# Suddenly Marking in the house... why????



## 2Vizslas (Sep 22, 2017)

Our male V (Cooper) NEVER pees in the house. He is 4 years old. We left for a few hours yesterday... which is not uncommon. Cooper stayed inside - perfectly normal. He has not urinated in the house since he was a puppy. We have a flight of stairs (15 steps or so) that leads upstairs to the bedrooms. we came home to the first step being marked, the very top step (in front of my daughter's bedroom) being marked and each of the four bedroom doors and the wall just inside my daughter's room. It's almost as if he was guarding them. My teenager was in and out throughout the day and let him out multiple times to go to the bathroom - so it seems really odd that he would have peed in the house. First thing this morning, my husband let him out to go to the bathroom as he always does. Cooper stayed out for 10 minutes or so and then came back inside. A few minutes later, my husband goes upstairs to get dressed for the day and Cooper had snuck upstairs and marked our bedroom door again. What in the world is going on? Any thoughts on this??


----------



## PhilipL (Sep 28, 2018)

Might it be 'Separation Anxiety'? We have been in lockdown here in the UK for around three months now, due to Covid-19 and there has been a lot of press coverage about pets' potentially having SA as a result of having had so much extra time with their owners and then experiencing them suddenly going back to 'normal' routines and a lot less time spent with them.


----------



## 2Vizslas (Sep 22, 2017)

PhilipL said:


> Might it be 'Separation Anxiety'? We have been in lockdown here in the UK for around three months now, due to Covid-19 and there has been a lot of press coverage about pets' potentially having SA as a result of having had so much extra time with their owners and then experiencing them suddenly going back to 'normal' routines and a lot less time spent with them.

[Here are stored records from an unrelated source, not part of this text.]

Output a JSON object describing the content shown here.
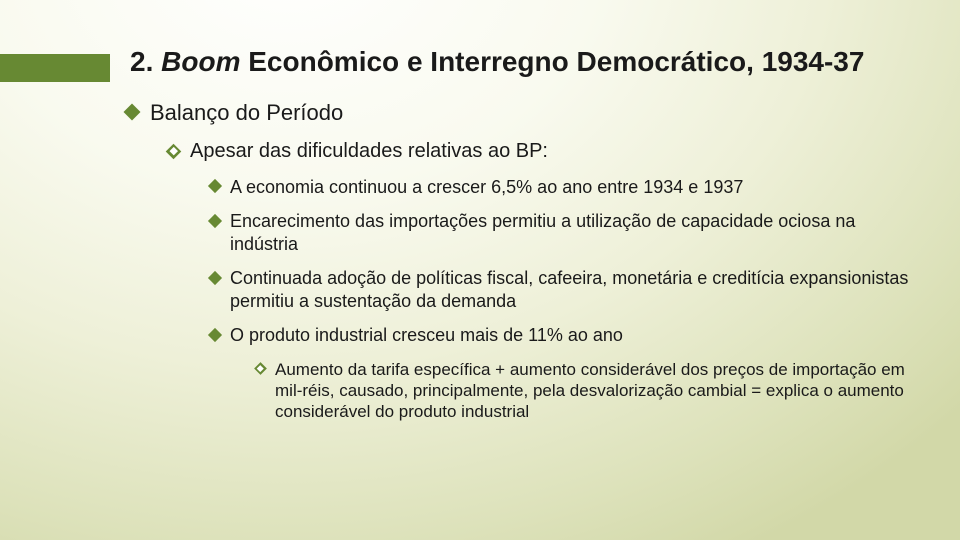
{
  "colors": {
    "accent": "#678933",
    "text": "#1a1a1a",
    "bg_gradient_inner": "#ffffff",
    "bg_gradient_mid1": "#f9faef",
    "bg_gradient_mid2": "#eef0d8",
    "bg_gradient_mid3": "#dde2bb",
    "bg_gradient_outer": "#d2d8a8"
  },
  "typography": {
    "title_fontsize": 28,
    "lvl1_fontsize": 22,
    "lvl2_fontsize": 20,
    "lvl3_fontsize": 18,
    "lvl4_fontsize": 17,
    "font_family": "Arial"
  },
  "title": {
    "prefix": "2. ",
    "italic": "Boom",
    "rest": " Econômico e Interregno Democrático, 1934-37"
  },
  "bullets": {
    "lvl1": "Balanço do Período",
    "lvl2": "Apesar das dificuldades relativas ao BP:",
    "lvl3": [
      "A economia continuou a crescer 6,5% ao ano entre 1934 e 1937",
      "Encarecimento das importações permitiu a utilização de capacidade ociosa na indústria",
      "Continuada adoção de políticas fiscal, cafeeira, monetária e creditícia expansionistas permitiu a sustentação da demanda",
      "O produto industrial cresceu mais de 11% ao ano"
    ],
    "lvl4": "Aumento da tarifa específica + aumento considerável dos preços de importação em mil-réis, causado, principalmente, pela desvalorização cambial = explica o aumento considerável do produto industrial"
  }
}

That could potentially be the issue... we have been gradually getting much more active and out of the house, although we haven't stayed out all day yet, like yesterday.


----------



## 2Vizslas (Sep 22, 2017)

He marked my daughter's bedroom door again tonight... as well as the corner of the stairs leading up to her room. He's not marking inside the room, but just the entrance. This is beyond weird...


----------



## PhilipL (Sep 28, 2018)

Found this if it helps any Dog marking in house


----------



## texasred (Jan 29, 2012)

Have you considered gating the bottom of the stairs, while you work on the problem?


----------



## 2Vizslas (Sep 22, 2017)

texasred said:


> Have you considered gating the bottom of the stairs, while you work on the problem?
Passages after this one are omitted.